Баба поставила свой сундучок на лавку, поправила сползшую на плечи шаль и вздохнула:
— А сапожник какой!.. Золотые руки!..
— Он у вас сапожник? — спросил для приличия Ешуа, надеясь лаской отделаться от нее скорее, чем неприязнью.
— Сапожник! У нас все сапожники… И муж, и дети, и я… — баба постучала костяшками пальцев по сундучку. — Пока гоняюсь за ним по свету, кому подметки прибью, кому — набойки… Могу и вам…
— Спасибо, — холодно ответил корчмарь. — У нас есть сапожник. Нехамкин.
— Нехамкин, Нехамкин, — повторила гостья. — Что-то я про такого не слыхала. Могильщик такой — Нехамкин — есть. Но могильщик, не про нас с вами да будет сказано, только землю латает… положит глиняную заплату и, как у нас в местечке говорят, ложку в сторону!..
Ешуа не мог взять в толк, чего ей от него надо, но и как ее выпроводить, не знал.
— Все моего знают, — верещала баба. — Небось, и в корчму заходил?
— Пьет?
— Только в судный день.
— В судный день? — Ешуа что-то высек кресалом памяти и пристально посмотрел на бабу.

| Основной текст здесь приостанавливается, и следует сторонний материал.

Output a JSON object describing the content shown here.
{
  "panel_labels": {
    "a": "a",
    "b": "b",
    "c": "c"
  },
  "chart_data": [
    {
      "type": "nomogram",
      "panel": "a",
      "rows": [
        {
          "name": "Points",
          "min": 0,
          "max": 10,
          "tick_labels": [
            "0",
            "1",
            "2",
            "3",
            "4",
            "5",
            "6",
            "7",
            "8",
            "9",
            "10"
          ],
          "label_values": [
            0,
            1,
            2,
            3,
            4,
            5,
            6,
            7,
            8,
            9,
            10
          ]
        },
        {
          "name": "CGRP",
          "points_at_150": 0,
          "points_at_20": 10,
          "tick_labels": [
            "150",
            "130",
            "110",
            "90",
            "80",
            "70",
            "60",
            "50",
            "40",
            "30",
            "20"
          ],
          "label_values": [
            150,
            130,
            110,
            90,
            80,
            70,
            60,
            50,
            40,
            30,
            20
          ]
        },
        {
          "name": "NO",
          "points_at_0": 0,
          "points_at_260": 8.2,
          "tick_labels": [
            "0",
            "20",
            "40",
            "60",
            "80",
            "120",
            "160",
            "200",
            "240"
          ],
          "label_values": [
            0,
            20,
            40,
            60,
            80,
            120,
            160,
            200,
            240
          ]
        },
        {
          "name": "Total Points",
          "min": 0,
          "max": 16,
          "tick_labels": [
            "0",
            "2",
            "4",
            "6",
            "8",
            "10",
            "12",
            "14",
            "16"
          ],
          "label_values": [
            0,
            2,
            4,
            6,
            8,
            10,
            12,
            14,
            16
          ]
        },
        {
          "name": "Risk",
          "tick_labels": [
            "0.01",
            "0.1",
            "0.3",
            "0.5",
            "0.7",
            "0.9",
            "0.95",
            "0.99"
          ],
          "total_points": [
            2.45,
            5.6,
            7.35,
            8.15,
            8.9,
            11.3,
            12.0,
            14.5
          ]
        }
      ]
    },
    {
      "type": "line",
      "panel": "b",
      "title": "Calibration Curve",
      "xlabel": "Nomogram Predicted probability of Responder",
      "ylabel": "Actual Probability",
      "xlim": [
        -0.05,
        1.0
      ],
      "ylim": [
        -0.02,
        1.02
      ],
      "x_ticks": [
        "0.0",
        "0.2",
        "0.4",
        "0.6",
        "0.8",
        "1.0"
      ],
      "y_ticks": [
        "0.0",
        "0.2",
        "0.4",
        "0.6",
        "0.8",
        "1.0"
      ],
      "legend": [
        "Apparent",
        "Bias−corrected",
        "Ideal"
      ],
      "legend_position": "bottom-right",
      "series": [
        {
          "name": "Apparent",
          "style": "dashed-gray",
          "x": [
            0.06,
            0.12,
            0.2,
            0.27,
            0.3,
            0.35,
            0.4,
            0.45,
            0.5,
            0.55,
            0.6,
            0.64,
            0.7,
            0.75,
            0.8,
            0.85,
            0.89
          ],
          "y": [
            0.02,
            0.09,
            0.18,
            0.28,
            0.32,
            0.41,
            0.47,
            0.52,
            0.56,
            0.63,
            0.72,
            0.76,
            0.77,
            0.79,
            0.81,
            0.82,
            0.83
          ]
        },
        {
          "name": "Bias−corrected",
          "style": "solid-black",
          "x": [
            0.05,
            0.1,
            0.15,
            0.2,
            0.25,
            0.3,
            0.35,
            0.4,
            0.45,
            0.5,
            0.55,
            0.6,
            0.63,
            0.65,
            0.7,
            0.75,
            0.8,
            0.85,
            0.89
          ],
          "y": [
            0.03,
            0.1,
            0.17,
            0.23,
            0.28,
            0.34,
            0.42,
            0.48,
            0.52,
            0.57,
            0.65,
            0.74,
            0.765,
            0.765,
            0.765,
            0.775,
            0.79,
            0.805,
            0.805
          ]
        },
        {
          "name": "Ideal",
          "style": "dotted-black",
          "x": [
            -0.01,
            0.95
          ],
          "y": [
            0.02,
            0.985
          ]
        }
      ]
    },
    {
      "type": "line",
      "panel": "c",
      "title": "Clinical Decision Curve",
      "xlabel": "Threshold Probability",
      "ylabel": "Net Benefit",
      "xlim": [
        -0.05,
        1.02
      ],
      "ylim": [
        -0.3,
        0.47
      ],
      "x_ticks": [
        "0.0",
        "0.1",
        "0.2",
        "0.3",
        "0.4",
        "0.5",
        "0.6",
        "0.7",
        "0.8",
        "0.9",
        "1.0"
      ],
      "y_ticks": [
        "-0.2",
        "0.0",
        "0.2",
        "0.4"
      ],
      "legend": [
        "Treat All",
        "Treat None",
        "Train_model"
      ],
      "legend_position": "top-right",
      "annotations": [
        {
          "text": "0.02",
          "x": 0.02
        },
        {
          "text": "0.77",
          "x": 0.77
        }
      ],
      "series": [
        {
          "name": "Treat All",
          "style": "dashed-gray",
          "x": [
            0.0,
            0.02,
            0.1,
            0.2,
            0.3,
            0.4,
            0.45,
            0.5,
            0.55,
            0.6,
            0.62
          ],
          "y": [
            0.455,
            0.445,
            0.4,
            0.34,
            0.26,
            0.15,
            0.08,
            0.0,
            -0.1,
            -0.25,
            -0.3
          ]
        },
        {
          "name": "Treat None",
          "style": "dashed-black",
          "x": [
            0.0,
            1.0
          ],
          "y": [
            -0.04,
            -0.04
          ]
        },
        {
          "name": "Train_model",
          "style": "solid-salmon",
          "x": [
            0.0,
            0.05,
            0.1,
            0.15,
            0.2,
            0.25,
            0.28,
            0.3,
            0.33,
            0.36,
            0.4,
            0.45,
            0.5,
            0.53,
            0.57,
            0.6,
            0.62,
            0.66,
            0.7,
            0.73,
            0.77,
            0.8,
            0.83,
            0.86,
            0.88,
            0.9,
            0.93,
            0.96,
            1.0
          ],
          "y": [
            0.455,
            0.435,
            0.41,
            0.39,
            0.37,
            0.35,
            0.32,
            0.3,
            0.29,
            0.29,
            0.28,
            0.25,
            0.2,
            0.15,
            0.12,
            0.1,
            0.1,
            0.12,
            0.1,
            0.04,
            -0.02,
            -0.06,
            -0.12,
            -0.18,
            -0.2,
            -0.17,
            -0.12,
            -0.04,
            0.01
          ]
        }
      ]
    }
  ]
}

— Когда он по своей лестнице вниз спускается… В позапрошлом году в Меркине спустился. Смотрю, едва на ногах держится… а уж воняет от него, как от смерти… «Цви, — спрашиваю, — с кем ты так нализался?»— «Меня, — говорит, — Ципора, бог самогоном угостил… налил полную чашу и сказал: лехаим!» Чтобы мои враги так пили «лехаим!» Раньше я сердилась на него… словами всякими обзывала… а сейчас не сержусь. Каждому человеку, если он человек, раз в году хочется сойти с ума… А вам? Вам не хочется?
— У вашего мужа ермолка с булавкой? — процедил Ешуа и ушел от ответа, как от погони.
— Да, — сказала баба. — Где он?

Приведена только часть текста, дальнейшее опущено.